Guardando al futuro, avete in mente nuovi progetti o espansioni per Crazy Kebab?

"Sì, il nostro obiettivo è crescere ancora. Stiamo lavorando per espandere il brand, migliorare continuamente quello che già facciamo e valutare nuove aperture entro il 2026. Vogliamo portare Crazy Kebab sempre più in alto, mantenendo però la stessa identità che ci ha fatto conoscere".

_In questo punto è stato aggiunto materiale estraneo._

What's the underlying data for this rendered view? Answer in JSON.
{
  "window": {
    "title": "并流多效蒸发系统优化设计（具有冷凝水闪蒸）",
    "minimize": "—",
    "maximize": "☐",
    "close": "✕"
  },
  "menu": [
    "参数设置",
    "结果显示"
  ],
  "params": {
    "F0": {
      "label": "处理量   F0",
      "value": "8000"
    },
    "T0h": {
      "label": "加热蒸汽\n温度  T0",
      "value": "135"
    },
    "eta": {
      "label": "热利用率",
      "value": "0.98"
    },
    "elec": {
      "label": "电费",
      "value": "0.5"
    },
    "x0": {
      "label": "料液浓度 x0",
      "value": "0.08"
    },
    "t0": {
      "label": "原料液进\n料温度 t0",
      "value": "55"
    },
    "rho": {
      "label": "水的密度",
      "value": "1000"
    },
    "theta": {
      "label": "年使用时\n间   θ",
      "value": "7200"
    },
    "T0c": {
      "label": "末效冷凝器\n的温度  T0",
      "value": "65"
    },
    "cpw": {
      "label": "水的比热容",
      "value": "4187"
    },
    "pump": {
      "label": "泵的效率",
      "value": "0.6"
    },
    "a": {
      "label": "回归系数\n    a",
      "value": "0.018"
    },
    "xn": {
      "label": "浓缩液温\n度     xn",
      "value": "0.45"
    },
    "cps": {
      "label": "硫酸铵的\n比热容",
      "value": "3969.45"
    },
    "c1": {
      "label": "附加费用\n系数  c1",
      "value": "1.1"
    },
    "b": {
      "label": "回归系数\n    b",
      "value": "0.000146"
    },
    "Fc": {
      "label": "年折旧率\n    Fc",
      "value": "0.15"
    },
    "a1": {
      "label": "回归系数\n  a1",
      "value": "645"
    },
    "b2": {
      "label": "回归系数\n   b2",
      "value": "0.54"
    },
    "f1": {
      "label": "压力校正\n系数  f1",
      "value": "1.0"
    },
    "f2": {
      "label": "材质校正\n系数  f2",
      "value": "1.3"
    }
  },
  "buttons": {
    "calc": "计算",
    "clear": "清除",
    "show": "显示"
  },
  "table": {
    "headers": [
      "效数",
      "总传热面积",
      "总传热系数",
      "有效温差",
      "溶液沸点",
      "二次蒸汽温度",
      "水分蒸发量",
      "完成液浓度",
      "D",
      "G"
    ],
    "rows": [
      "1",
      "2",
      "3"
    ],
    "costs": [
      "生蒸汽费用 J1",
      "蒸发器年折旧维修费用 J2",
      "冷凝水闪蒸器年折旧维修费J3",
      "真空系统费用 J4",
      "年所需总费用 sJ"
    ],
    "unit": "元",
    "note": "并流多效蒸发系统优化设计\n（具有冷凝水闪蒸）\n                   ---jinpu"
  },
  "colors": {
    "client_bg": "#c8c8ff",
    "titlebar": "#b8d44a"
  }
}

Chiudiamo così il nostro incontro con i fondatori di Crazy Kebab, una realtà che in poco tempo è riuscita a ritagliarsi uno spazio importante nel panorama dello street food palermitano. Tra entusiasmo, organizzazione e una visione chiara del futuro, il progetto dimostra come anche un prodotto semplice possa diventare identitario quando è sostenuto da passione e attenzione al dettaglio. Appena si varca la soglia dei punti vendita, si viene accolti dal profumo intenso del kebab, un dettaglio che racconta già da solo l’identità del locale. La crescita sembra ormai tracciata: nuove aperture, consolidamento del brand e la volontà di mantenere sempre alta la qualità restano i punti fermi di un percorso ancora tutto da scrivere. Palermo, intanto, continua a essere il palcoscenico ideale per storie come questa, dove tradizione e innovazione si incontrano ogni giorno, anche tra le vie di un panino caldo appena preparato.